More News on Combining Sync and History

I’ve got this hunch which I can’t totally substantiate that using Sync Tech along with Ordered features is really the way to go in a lot of cases. One solid case I can come up with is fillets. Fillets often cause Synchronous changes to crap out. So, just add fillets as ordered features, and your Synchronous changes will be far more robust.

I just saw this article in a Canadian Magazine that points out some sheet metal tools where you might want to mix methods, particularly for the Contour Flange.

I really think this mixing methods is the secret sauce for modeling.

Well, that, and a little T-splines action. Gotta integrate mesh modeling somehow. It’s just too big. I firmly believe that design, even machine design, is going to get more organic in the future. Rarely is the most efficient, optimized shape for a stressed member a straight line. The bones in your body are not straight lines. We use straight lines primarily because they are the easiest to manufacture. When you consider the most efficient shape for material vs stress, it is only a straight line in the simplest cases.

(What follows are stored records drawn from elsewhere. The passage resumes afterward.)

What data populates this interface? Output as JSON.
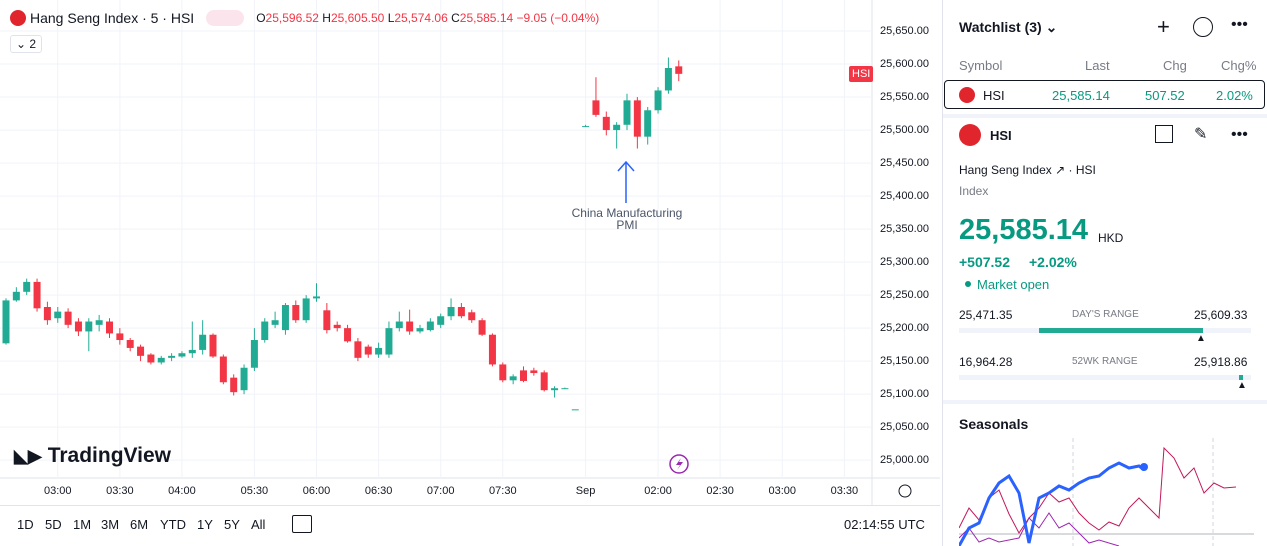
{
  "header": {
    "title": "Hang Seng Index · 5 · HSI",
    "o_label": "O",
    "o": "25,596.52",
    "h_label": "H",
    "h": "25,605.50",
    "l_label": "L",
    "l": "25,574.06",
    "c_label": "C",
    "c": "25,585.14",
    "change": "−9.05 (−0.04%)",
    "indicators": "2"
  },
  "chart_data": {
    "type": "candlestick",
    "categories": [
      null,
      null,
      null,
      null,
      null,
      "03:00",
      null,
      null,
      null,
      null,
      null,
      "03:30",
      null,
      null,
      null,
      null,
      null,
      "04:00",
      null,
      null,
      null,
      null,
      null,
      null,
      "05:30",
      null,
      null,
      null,
      null,
      null,
      "06:00",
      null,
      null,
      null,
      null,
      null,
      "06:30",
      null,
      null,
      null,
      null,
      null,
      "07:00",
      null,
      null,
      null,
      null,
      null,
      "07:30",
      null,
      null,
      null,
      null,
      null,
      null,
      null,
      "Sep",
      null,
      null,
      null,
      null,
      null,
      null,
      "02:00",
      null,
      null,
      null,
      null,
      null,
      "02:30",
      null,
      null,
      null,
      null,
      null,
      "03:00",
      null,
      null,
      null,
      null,
      null,
      "03:30"
    ],
    "open": [
      25177,
      25242,
      25255,
      25270,
      25232,
      25215,
      25225,
      25210,
      25195,
      25205,
      25210,
      25192,
      25182,
      25172,
      25160,
      25148,
      25155,
      25157,
      25162,
      25167,
      25190,
      25157,
      25125,
      25106,
      25140,
      25182,
      25205,
      25197,
      25235,
      25212,
      25245,
      25227,
      25205,
      25200,
      25180,
      25172,
      25160,
      25160,
      25200,
      25210,
      25195,
      25197,
      25205,
      25218,
      25232,
      25224,
      25212,
      25190,
      25145,
      25121,
      25136,
      25136,
      25133,
      25106,
      25108,
      25077,
      25506,
      25545,
      25520,
      25500,
      25508,
      25545,
      25490,
      25530,
      25560,
      25596.52,
      null,
      null,
      null,
      null,
      null,
      null,
      null,
      null,
      null,
      null,
      null,
      null,
      null,
      null,
      null,
      null
    ],
    "high": [
      25245,
      25262,
      25275,
      25275,
      25240,
      25232,
      25230,
      25215,
      25215,
      25220,
      25215,
      25200,
      25185,
      25175,
      25162,
      25158,
      25162,
      25165,
      25210,
      25212,
      25192,
      25160,
      25130,
      25145,
      25200,
      25215,
      25225,
      25238,
      25242,
      25250,
      25268,
      25238,
      25210,
      25205,
      25185,
      25175,
      25178,
      25210,
      25225,
      25228,
      25205,
      25215,
      25222,
      25245,
      25238,
      25228,
      25215,
      25192,
      25148,
      25130,
      25142,
      25140,
      25136,
      25112,
      25110,
      25077,
      25508,
      25580,
      25528,
      25512,
      25555,
      25550,
      25535,
      25565,
      25610,
      25605.5,
      null,
      null,
      null,
      null,
      null,
      null,
      null,
      null,
      null,
      null,
      null,
      null,
      null,
      null,
      null,
      null
    ],
    "low": [
      25175,
      25240,
      25250,
      25225,
      25205,
      25208,
      25200,
      25188,
      25165,
      25195,
      25185,
      25175,
      25165,
      25150,
      25145,
      25145,
      25150,
      25155,
      25155,
      25160,
      25155,
      25115,
      25098,
      25100,
      25135,
      25178,
      25200,
      25190,
      25208,
      25208,
      25240,
      25192,
      25195,
      25178,
      25150,
      25155,
      25155,
      25155,
      25195,
      25190,
      25192,
      25195,
      25200,
      25212,
      25215,
      25208,
      25188,
      25142,
      25118,
      25115,
      25118,
      25128,
      25104,
      25095,
      25108,
      25077,
      25505,
      25520,
      25492,
      25472,
      25500,
      25472,
      25478,
      25525,
      25555,
      25574.06,
      null,
      null,
      null,
      null,
      null,
      null,
      null,
      null,
      null,
      null,
      null,
      null,
      null,
      null,
      null,
      null
    ],
    "close": [
      25242,
      25255,
      25270,
      25230,
      25212,
      25225,
      25205,
      25195,
      25210,
      25212,
      25192,
      25182,
      25170,
      25158,
      25148,
      25155,
      25158,
      25162,
      25167,
      25190,
      25157,
      25118,
      25103,
      25140,
      25182,
      25210,
      25212,
      25235,
      25212,
      25245,
      25248,
      25197,
      25200,
      25180,
      25155,
      25160,
      25170,
      25200,
      25210,
      25195,
      25200,
      25210,
      25218,
      25232,
      25218,
      25212,
      25190,
      25145,
      25121,
      25127,
      25120,
      25132,
      25106,
      25109,
      25109,
      25077,
      25506,
      25523,
      25500,
      25508,
      25545,
      25490,
      25530,
      25560,
      25594,
      25585.14,
      null,
      null,
      null,
      null,
      null,
      null,
      null,
      null,
      null,
      null,
      null,
      null,
      null,
      null,
      null,
      null
    ],
    "up_color": "#22ab94",
    "down_color": "#f23645",
    "ylim": [
      24973,
      25697
    ],
    "yticks": [
      {
        "value": 25000,
        "label": "25,000.00"
      },
      {
        "value": 25050,
        "label": "25,050.00"
      },
      {
        "value": 25100,
        "label": "25,100.00"
      },
      {
        "value": 25150,
        "label": "25,150.00"
      },
      {
        "value": 25200,
        "label": "25,200.00"
      },
      {
        "value": 25250,
        "label": "25,250.00"
      },
      {
        "value": 25300,
        "label": "25,300.00"
      },
      {
        "value": 25350,
        "label": "25,350.00"
      },
      {
        "value": 25400,
        "label": "25,400.00"
      },
      {
        "value": 25450,
        "label": "25,450.00"
      },
      {
        "value": 25500,
        "label": "25,500.00"
      },
      {
        "value": 25550,
        "label": "25,550.00"
      },
      {
        "value": 25600,
        "label": "25,600.00"
      },
      {
        "value": 25650,
        "label": "25,650.00"
      }
    ],
    "grid": true,
    "price_label": "HSI",
    "annotation": "China Manufacturing PMI"
  },
  "logo": "TradingView",
  "toolbar": {
    "ranges": [
      "1D",
      "5D",
      "1M",
      "3M",
      "6M",
      "YTD",
      "1Y",
      "5Y",
      "All"
    ],
    "clock": "02:14:55 UTC"
  },
  "watchlist": {
    "title": "Watchlist (3)",
    "columns": [
      "Symbol",
      "Last",
      "Chg",
      "Chg%"
    ],
    "rows": [
      [
        "HSI",
        "25,585.14",
        "507.52",
        "2.02%"
      ]
    ]
  },
  "details": {
    "symbol": "HSI",
    "name": "Hang Seng Index",
    "exchange": "HSI",
    "kind": "Index",
    "price": "25,585.14",
    "currency": "HKD",
    "change": "+507.52",
    "change_pct": "+2.02%",
    "status": "Market open",
    "days_range": {
      "low": "25,471.35",
      "label": "DAY'S RANGE",
      "high": "25,609.33"
    },
    "wk52_range": {
      "low": "16,964.28",
      "label": "52WK RANGE",
      "high": "25,918.86"
    },
    "seasonals": "Seasonals"
  }
}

Anyway, mixed methods. A little Synchronous, a little History.  Who else does this? What other suggestions do you have?

6 Replies to “More News on Combining Sync and History”

  1. Truss elements are almost always best as straight elements. Rarely is a curved element used. These are used in cases where the attachment is in bending and the loads can be shared with a flexible tube.

    I am having a great time with solidworks 3D sketch splines that lose tangency and break features. I sure hope that SE does this better.

  2. I find that it’s best to get the general shape of the part in Synchronous, and then add treatment features like rounds, chamfers, holes and some types of cutouts in the ordered environment. You can still use ordered faces as handle points for Synchronous edits. This video shows how.

  3. Doesn’t deleting the fillets and chamfers and recreating not create havoc on assemblies and drawings that have relations, mates, and dimensions attached to them?

    As a SolidWorks a user, best practice is usually to always edit and fix instead of delete and recreate as there could be a number of things downstream that rely on them. Maybe Solidedge handles it better though.



    1. Jason, this is something I want to investigate more. I think as long as you don’t mate to fillet edges/faces, you’re ok.

      I haven’t 100% figured out how ST handles dimensions to the model. Maybe Dan Staples could chime in here on this. If you dimension a rectangle and extrude it, where do the dimensions attach? To the faces, to the edges or to the vertices? I would guess faces, since those are the most stable of the 3 entity types. Then if you add or remove edge breaks of any sort, it doesn’t really matter. Can someone who’s more familiar chime in?


  4. I have found that sometimes features like chamfers and rounds can prevent synchronous edits. What I do is just delete them, do the edit and recreate the chamfers/fillets. I stay in synchronous and it is still quicker than mixing ordered and synchronous.

  5. Well Matt, that’s exactly what we suggest to our customers: use the best of both worlds to get the most of Solid Edge! We usually advise them to develop the part initially using Synch Tech and do the finishings using Ordered (fillets, chamfers, patterns, blends, etc). And also advanced surfacing should be done using Ordered, for obvious reasons. But with this approach, we ensure that the model is light, robust and can be easily modified.